En el primer grupo, valga como ejemplo, encontramos un delicado poema titulado “La Pubertad/ Edvard Munch”. Como recordará el lector, en esta célebre obra del pintor noruego que tanto influyera en el expresionismo, vemos a una joven desnuda, con las manos cruzadas, sentada en la cama. La descripción de Echevarría es tan certera como inspirada: “oculta entre sus piernas/ la razón de su tiempo/ se cruzan antebrazos en centones designios/ y el rostro mira tenso hacia el intruso que observa/ la miel que no ha crecido pero el sueño provoca/ tres besos que la rondan como íncubos del aire/ la luz que la ilumina y le da forma en sus ojos/ la cama que la toca en delgados silencios/ y el pánico en su sombra que se ovilla despierto”. Es notable cómo en esta descripción de una pintura tan conocida uno advierte los rasgos del observador. El hecho de poner los acentos en la luz, la sombra y el silencio es bien característico de Echevarría, un poeta que trabaja precisamente con esos vocablos porque se adaptan muy bien a su sensibilidad y carácter. A través de elementos nimios está mostrando la fuerza del cuadro. Así, la sombra ominosa de la muchacha no sería lo mismo sin esas líneas de luz que revelan su estado anímico; y el blanco de la sábana, que expone el cuerpo, no resaltaría tanto sin esas sombras, sin esos pliegues. Echevarría los llama “delgados silencios” porque en plástica se suele considerar que la sombra representa al silencio.
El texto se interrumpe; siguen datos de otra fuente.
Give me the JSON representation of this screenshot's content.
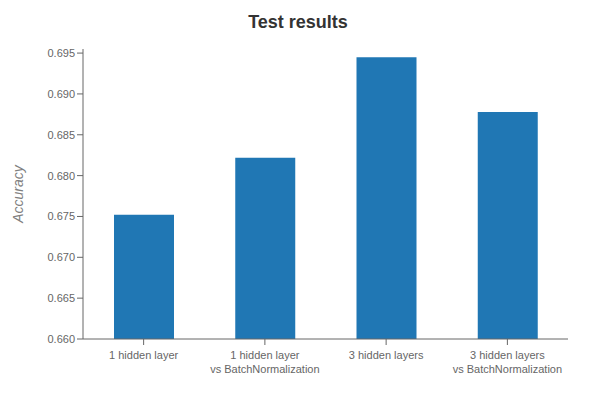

El poeta es su propia casa

En el segundo grupo de poemas, los que se ocupan no ya de artistas de distinta índole sino de lo cotidiano, hay un soneto que se titula “Anatomía de mi casa”. Me ha parecido bellísimo y muy logrado, y quiero destacarlo: “mi casa con sus paredes cubiertas/ de un silencio que habla mi propio idioma/ la ventana al patio por donde asoma/ el resto y algunas puertas abiertas/ que dejan escapar fábulas de agua/ de relojes que latieron sus turnos/ del charco de la luz y los nocturnos/ trazos que duelen y por donde fraguas/ mi ejercicio de sombra y desvarío/ (no me cambies tu voz por el vacío/ no cambies ningún mueble de lugar/ no conviertas esta tarde en un frío/ murmullo controlado de gentío/ hoy no mates este tiempo de estar)”. Más allá de que la casa es un símbolo del ser, este magnífico soneto, muy bien resuelto en los tercetos finales como indican los manuales, es una pieza paradigmática del estilo y los temas del poeta. Hay una identificación entre la casa y el autor; ambos hablan el “mismo idioma”, la lengua que habita en la intimidad, el silencio y la luz cotidiana que aparece como un signo de los mundos invisibles. Aquí, Echevarría le brinda un tributo a su propio hogar, el sitio donde escribe, donde practica ese “ejercicio de sombra y desvarío”. Y así, con ternura y una sencillez exquisita, recuerda una vez más que las verdaderas voces no provienen del murmullo del gentío, sino del recogimiento espiritual.

Como decía al principio: al elegir ese título para su libro, Echevarría ya sabía que su empresa estaba destinada al fracaso. Lo admite con los últimos versos: “y digo finalmente/ que toda anatomía es apariencia”. Pero hay algo muy importante para celebrar: la poesía no fracasa.